Speranza o timore dunque? Si può comprendere il quadro solo contestualizzando il ruolo della Corea del Nord rispetto alle altre principali parti in causa. In merito a cioò, secondo il professor Manzali “Una delle ragioni della sopravvivenza della Corea del Nord è il sostegno cinese. La Cina può indurla al ritorno ad una politica più moderata; la sopravvivenza della Corea del Nord allontana gli americani dai suoi confini e per questo è molto importante per la Cina: è uno stato cuscinetto fondamentale. L’elemento chiave per risolvere la questione è quindi il rapporto Cina-Stati Uniti. Inoltre, la politica estera americana ha avuto conseguenze in ambito internazionale di non poco conto in questi ultimi anni, con il mancato rispetto delle convenzioni ONU e il mancato rispetto dei diritti umani”.

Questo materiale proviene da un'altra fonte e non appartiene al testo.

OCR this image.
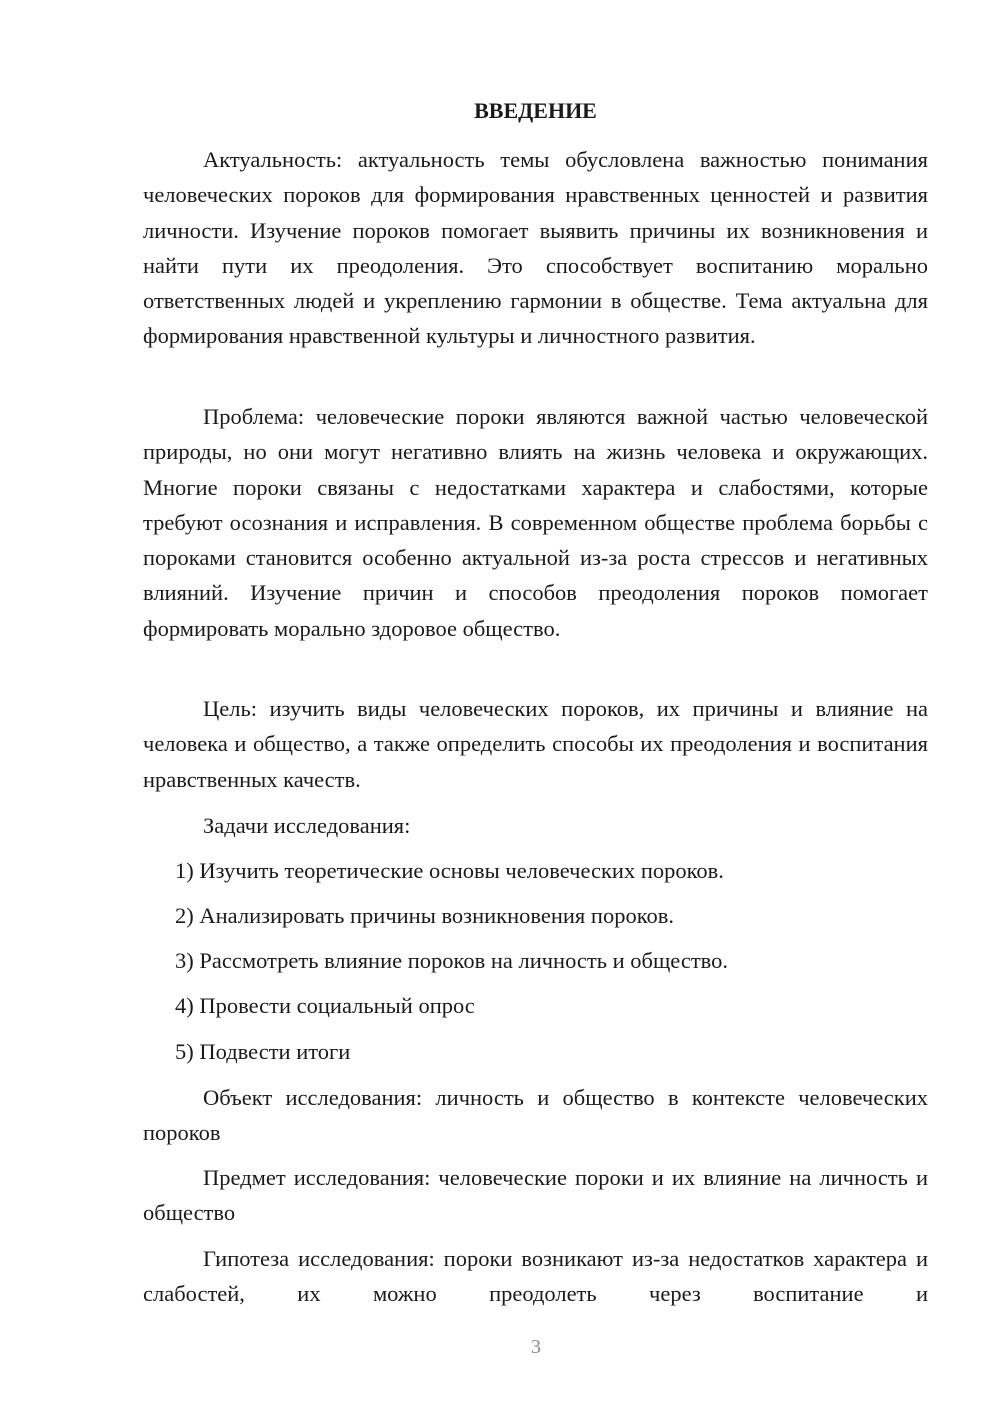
ВВЕДЕНИЕ

Актуальность: актуальность темы обусловлена важностью понимания человеческих пороков для формирования нравственных ценностей и развития личности. Изучение пороков помогает выявить причины их возникновения и найти пути их преодоления. Это способствует воспитанию морально ответственных людей и укреплению гармонии в обществе. Тема актуальна для формирования нравственной культуры и личностного развития.

Проблема: человеческие пороки являются важной частью человеческой природы, но они могут негативно влиять на жизнь человека и окружающих. Многие пороки связаны с недостатками характера и слабостями, которые требуют осознания и исправления. В современном обществе проблема борьбы с пороками становится особенно актуальной из-за роста стрессов и негативных влияний. Изучение причин и способов преодоления пороков помогает формировать морально здоровое общество.

Цель: изучить виды человеческих пороков, их причины и влияние на человека и общество, а также определить способы их преодоления и воспитания нравственных качеств.

Задачи исследования:

1) Изучить теоретические основы человеческих пороков.

2) Анализировать причины возникновения пороков.

3) Рассмотреть влияние пороков на личность и общество.

4) Провести социальный опрос

5) Подвести итоги

Объект исследования: личность и общество в контексте человеческих пороков

Предмет исследования: человеческие пороки и их влияние на личность и общество

Гипотеза исследования: пороки возникают из-за недостатков характера и слабостей, их можно преодолеть через воспитание и

3
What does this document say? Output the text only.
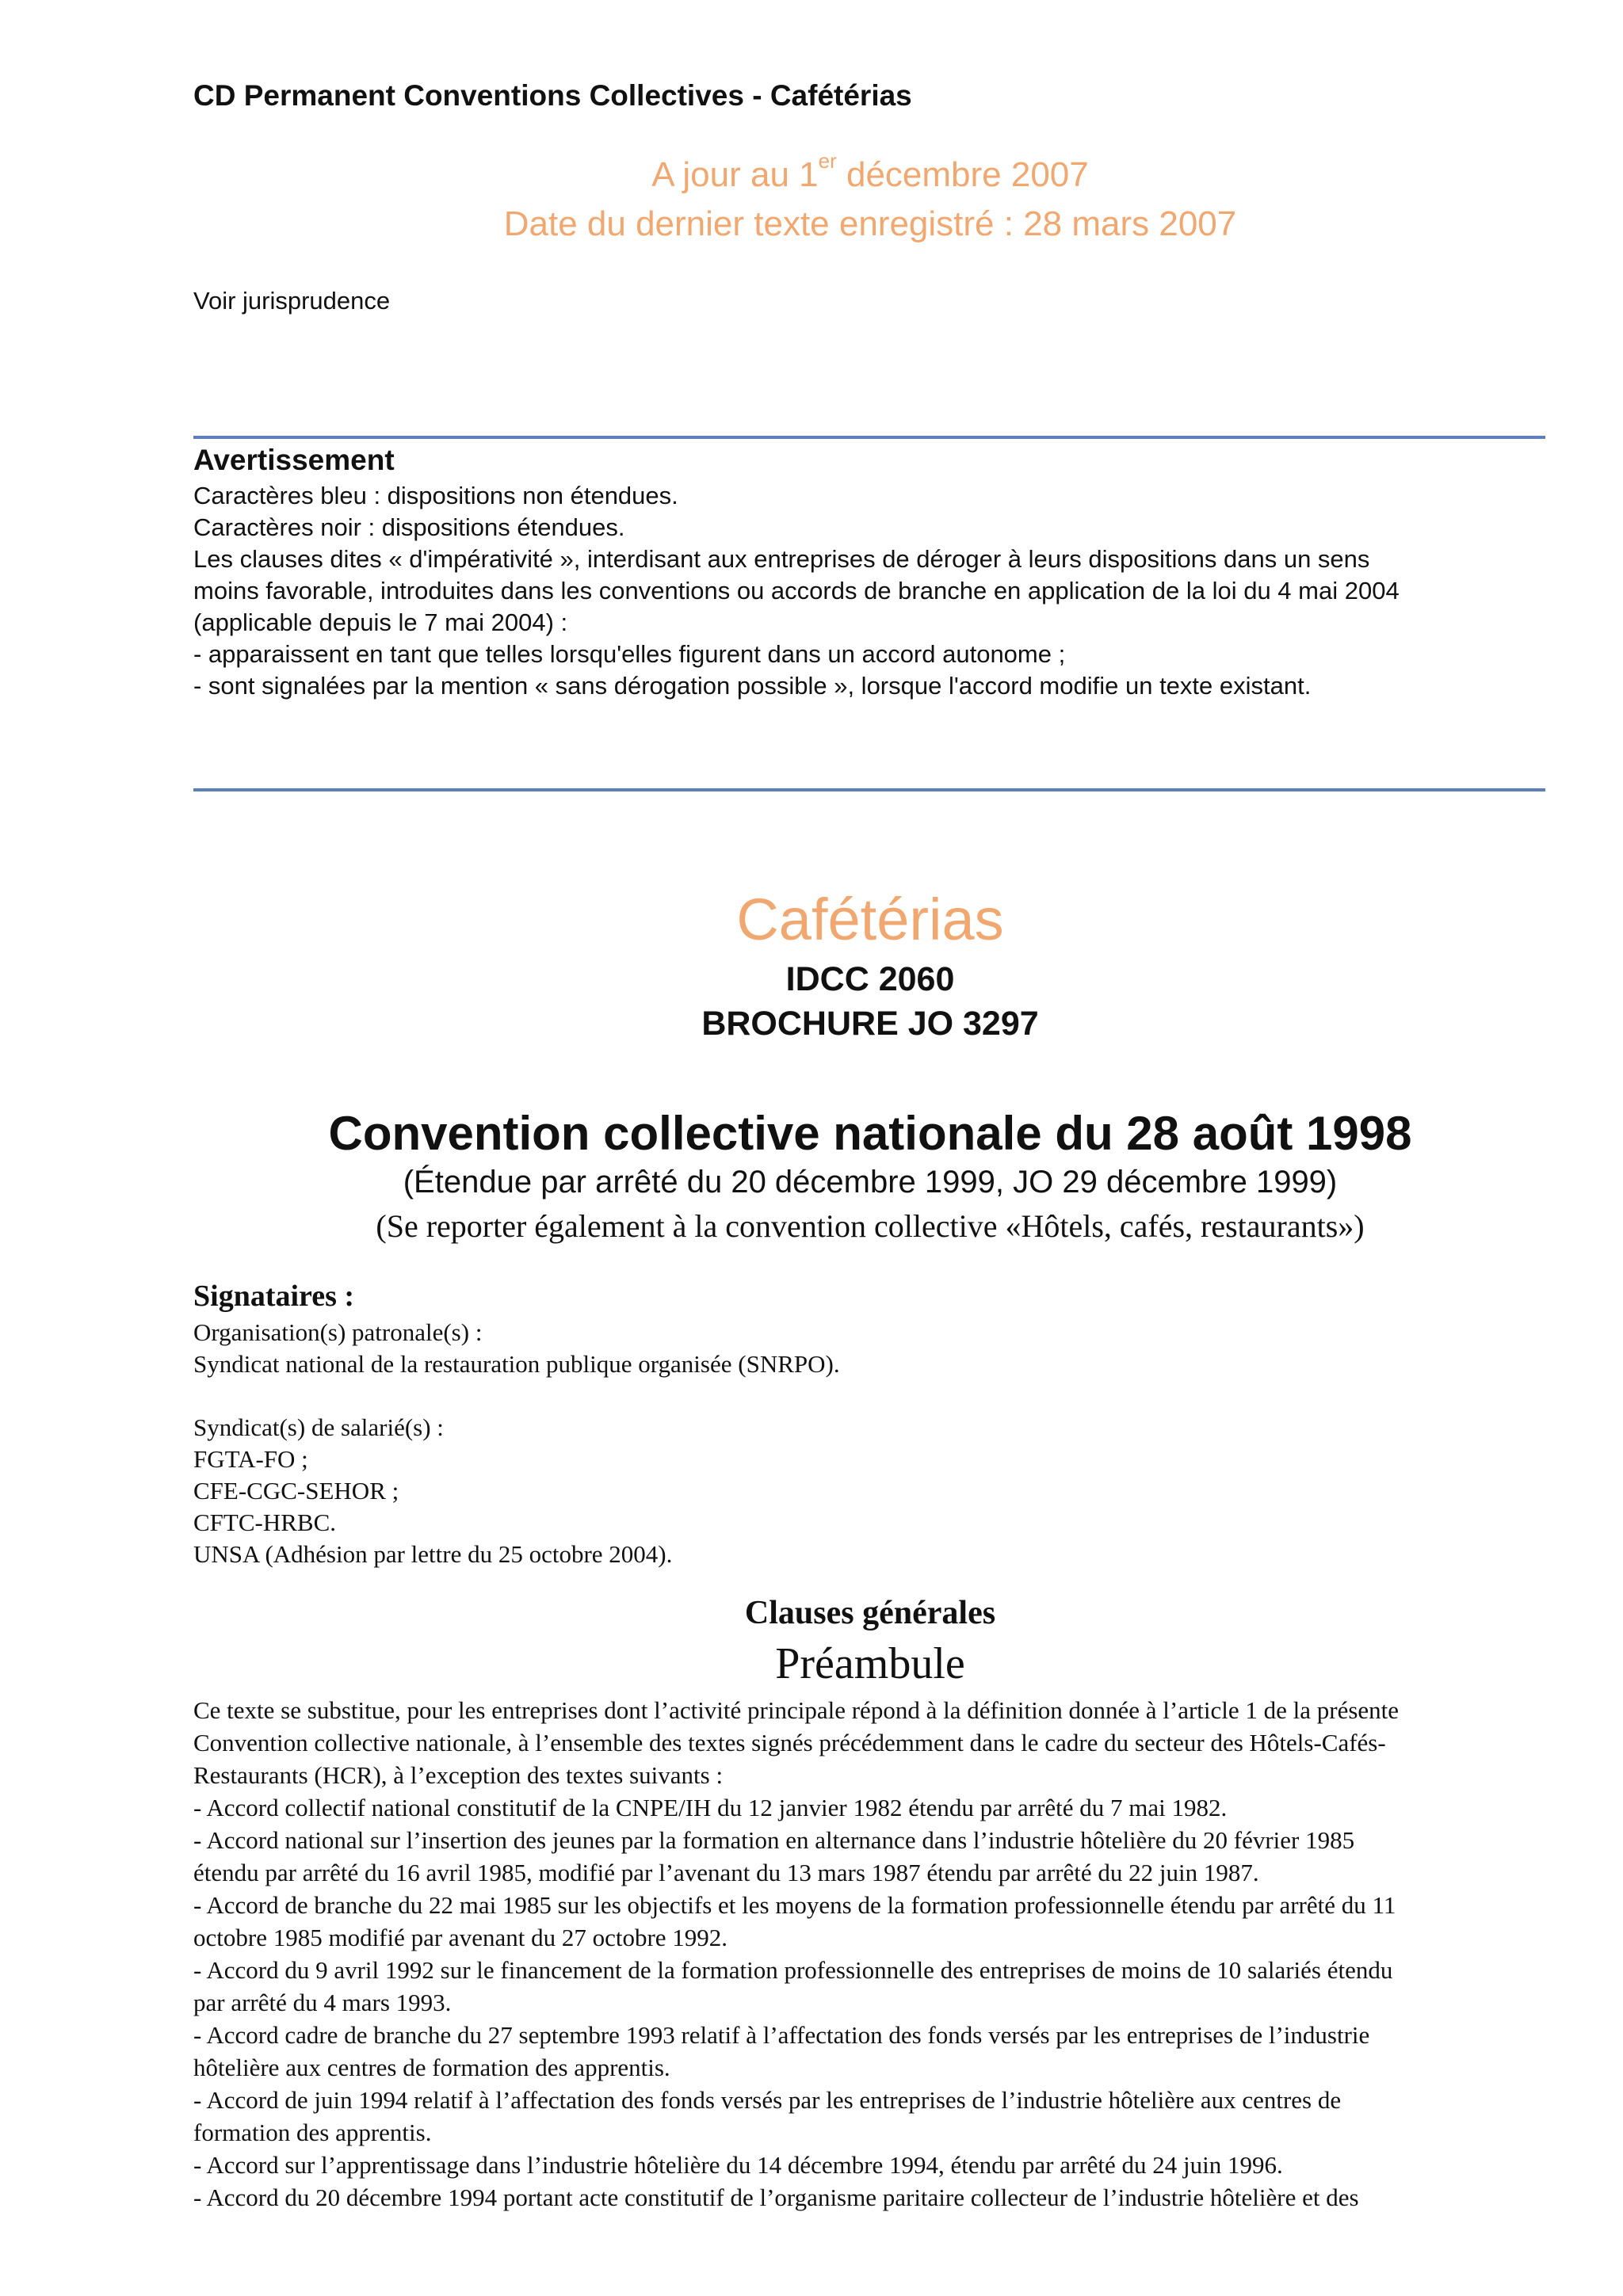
CD Permanent Conventions Collectives - Cafétérias
A jour au 1er décembre 2007
Date du dernier texte enregistré : 28 mars 2007
Voir jurisprudence
Avertissement
Caractères bleu : dispositions non étendues.
Caractères noir : dispositions étendues.
Les clauses dites « d'impérativité », interdisant aux entreprises de déroger à leurs dispositions dans un sens
moins favorable, introduites dans les conventions ou accords de branche en application de la loi du 4 mai 2004
(applicable depuis le 7 mai 2004) :
- apparaissent en tant que telles lorsqu'elles figurent dans un accord autonome ;
- sont signalées par la mention « sans dérogation possible », lorsque l'accord modifie un texte existant.
Cafétérias
IDCC 2060
BROCHURE JO 3297
Convention collective nationale du 28 août 1998
(Étendue par arrêté du 20 décembre 1999, JO 29 décembre 1999)
(Se reporter également à la convention collective «Hôtels, cafés, restaurants»)
Signataires :
Organisation(s) patronale(s) :
Syndicat national de la restauration publique organisée (SNRPO).
Syndicat(s) de salarié(s) :
FGTA-FO ;
CFE-CGC-SEHOR ;
CFTC-HRBC.
UNSA (Adhésion par lettre du 25 octobre 2004).
Clauses générales
Préambule
Ce texte se substitue, pour les entreprises dont l’activité principale répond à la définition donnée à l’article 1 de la présente
Convention collective nationale, à l’ensemble des textes signés précédemment dans le cadre du secteur des Hôtels-Cafés-
Restaurants (HCR), à l’exception des textes suivants :
- Accord collectif national constitutif de la CNPE/IH du 12 janvier 1982 étendu par arrêté du 7 mai 1982.
- Accord national sur l’insertion des jeunes par la formation en alternance dans l’industrie hôtelière du 20 février 1985
étendu par arrêté du 16 avril 1985, modifié par l’avenant du 13 mars 1987 étendu par arrêté du 22 juin 1987.
- Accord de branche du 22 mai 1985 sur les objectifs et les moyens de la formation professionnelle étendu par arrêté du 11
octobre 1985 modifié par avenant du 27 octobre 1992.
- Accord du 9 avril 1992 sur le financement de la formation professionnelle des entreprises de moins de 10 salariés étendu
par arrêté du 4 mars 1993.
- Accord cadre de branche du 27 septembre 1993 relatif à l’affectation des fonds versés par les entreprises de l’industrie
hôtelière aux centres de formation des apprentis.
- Accord de juin 1994 relatif à l’affectation des fonds versés par les entreprises de l’industrie hôtelière aux centres de
formation des apprentis.
- Accord sur l’apprentissage dans l’industrie hôtelière du 14 décembre 1994, étendu par arrêté du 24 juin 1996.
- Accord du 20 décembre 1994 portant acte constitutif de l’organisme paritaire collecteur de l’industrie hôtelière et des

L’interpretazione del professor Borzoni è mossa invece da una maggiore fiducia nelle possibilità di negoziazione che coinvolgano anche l’Europa: “Più volte il contrasto relativo alla Corea del Nord è stato sul punto di non lasciare speranza, come agli inizi del Duemila. Il segretario di Stato Margareth Allbright però trovò un accordo quando vi si recò; anche stavolta si può trovare un sentiero diplomatico positivo e di ciò si devono rendere conto le leadership nordcoreana e statunitense di oggi, seppur consapevoli di un incancrenimento dei toni e della lungimiranza preoccupante. Di ciò l’Europa deve capacitarsi, far sentire la propria voce e agire per riportare la questione su un binario di trattativa. Se l’Ue riuscirà a giocare la sua voce con la forza e la capacità diplomatica che la contraddistingue, potremo aspettarci qualcosa di buono”.